Sunday, 6 October 2013

Centipede Venom For Neuropathic Pain

Today's post from (see link below) looks at the latest research into the pain killing potential of certain animal, insect and fish venoms. In this case, it's centipedes which may provide a pain killer at least as effective as morphine in controlling chronic pain. It concerns a protein extracted from the venom that will block a particular sodium channel without affecting others which shouldn't be impeded. They are hoping to start human trials in a couple of years but as always, it's dependent on pharmaceutical company support and the necessary will power to advance the research so that it will eventually produce a product for mass use. As we all know by now, that's by no means a given in this world of cuts and restrictions but it's useful to know in which directions research is going. Hopefully patients will see the benefits as soon as possible.

Centipede venom may be used to create powerful painkiller, University of Queensland biochemist Glenn King says
Janelle Miles The Courier-Mail October 01, 2013 


A MOLECULE from centipede venom is being studied as a potent painkiller. 

Experiments using the protein, extracted from the Chinese red-headed centipede’s venom, have found it works at least as well as morphine in mice.

Biochemist Glenn King, of the University of Queensland’s Institute for Molecular Bioscience, said more animal studies were needed before the molecule could be tested in humans, but the development was exciting because it did not appear to have any major side effects.

He said the big hope was that the protein would work against all types of pain.

“For neuropathic pain – people who have nerve-injury related pain – a lot of the existing painkillers don’t work,’’ Professor King said. “But this should work for all types of pain – for cancer pain, inflammatory pain, all sorts of pain. That’s the beauty of it.’’

The research, and similar studies into spider venom, is based on the discovery of a Pakistan family with a genetic defect resulting in some members not being able to feel pain.

“There was a kid in Pakistan who used to do street theatre,” Prof King said.

“He would walk on hot coals and stab himself and he didn’t appear to feel any pain.”

He died before researchers could study him but DNA testing of his family traced the inability to feel pain to a defect in the SCN9A gene.

That discovery gave scientists a target for the development of new pain-killing drugs which block a protein produced by SCN9A, one of nine “sodium channel’’ genes.

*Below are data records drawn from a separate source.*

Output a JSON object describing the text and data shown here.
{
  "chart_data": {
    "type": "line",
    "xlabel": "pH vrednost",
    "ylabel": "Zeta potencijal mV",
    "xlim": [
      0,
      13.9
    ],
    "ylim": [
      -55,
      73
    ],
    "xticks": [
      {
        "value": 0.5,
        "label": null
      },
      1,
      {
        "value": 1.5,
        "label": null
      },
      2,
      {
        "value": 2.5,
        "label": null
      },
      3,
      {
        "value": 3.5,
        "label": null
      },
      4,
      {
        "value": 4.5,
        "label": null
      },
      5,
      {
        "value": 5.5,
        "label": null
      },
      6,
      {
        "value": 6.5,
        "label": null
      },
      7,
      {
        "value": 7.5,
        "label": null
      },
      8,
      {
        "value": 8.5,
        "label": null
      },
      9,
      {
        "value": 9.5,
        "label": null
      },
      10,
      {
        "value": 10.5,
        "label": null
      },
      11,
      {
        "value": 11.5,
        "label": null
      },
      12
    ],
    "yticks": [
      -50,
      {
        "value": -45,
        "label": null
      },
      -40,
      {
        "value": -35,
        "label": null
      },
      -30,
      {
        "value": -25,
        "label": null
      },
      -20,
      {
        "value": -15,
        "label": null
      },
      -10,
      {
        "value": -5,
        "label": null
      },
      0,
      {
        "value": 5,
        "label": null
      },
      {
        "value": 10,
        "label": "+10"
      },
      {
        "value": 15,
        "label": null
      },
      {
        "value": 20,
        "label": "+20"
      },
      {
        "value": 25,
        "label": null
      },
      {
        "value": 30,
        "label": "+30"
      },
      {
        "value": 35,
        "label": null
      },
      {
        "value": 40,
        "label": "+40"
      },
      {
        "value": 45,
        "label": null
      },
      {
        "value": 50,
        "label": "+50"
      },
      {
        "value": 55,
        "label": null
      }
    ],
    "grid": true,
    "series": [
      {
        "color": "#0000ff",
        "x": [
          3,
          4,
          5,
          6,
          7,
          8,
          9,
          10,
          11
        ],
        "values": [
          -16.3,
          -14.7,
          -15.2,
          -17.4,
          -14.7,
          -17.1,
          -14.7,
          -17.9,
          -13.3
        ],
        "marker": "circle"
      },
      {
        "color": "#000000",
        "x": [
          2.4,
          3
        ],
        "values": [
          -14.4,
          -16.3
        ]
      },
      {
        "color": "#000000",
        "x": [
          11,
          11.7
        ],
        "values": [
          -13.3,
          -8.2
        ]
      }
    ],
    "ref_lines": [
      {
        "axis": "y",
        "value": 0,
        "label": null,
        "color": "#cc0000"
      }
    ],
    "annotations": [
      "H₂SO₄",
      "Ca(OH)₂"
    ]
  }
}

But Professor King, who has been collaborating with researchers from the Chinese Academy of Sciences on the centipede research, said the task had proved extremely difficult.

He said it was important drugs only target the protein produced by SCN9A and not the eight other members of the sodium channel family. Professor King said other sodium channels were important for functions important to maintaining life, such as keeping the heart beating.

“What’s nice about this molecule in centipede venom is that it’s very selective,’’ he said.

“It doesn’t affect any of the other sodium channels that are involved in other important activities.’’

Professor King said he hoped that human trials of the molecule could begin within two years but that would depend on funding from a pharmaceutical company.

The centipede research is published today in the Proceedings of the National Academy of Sciences.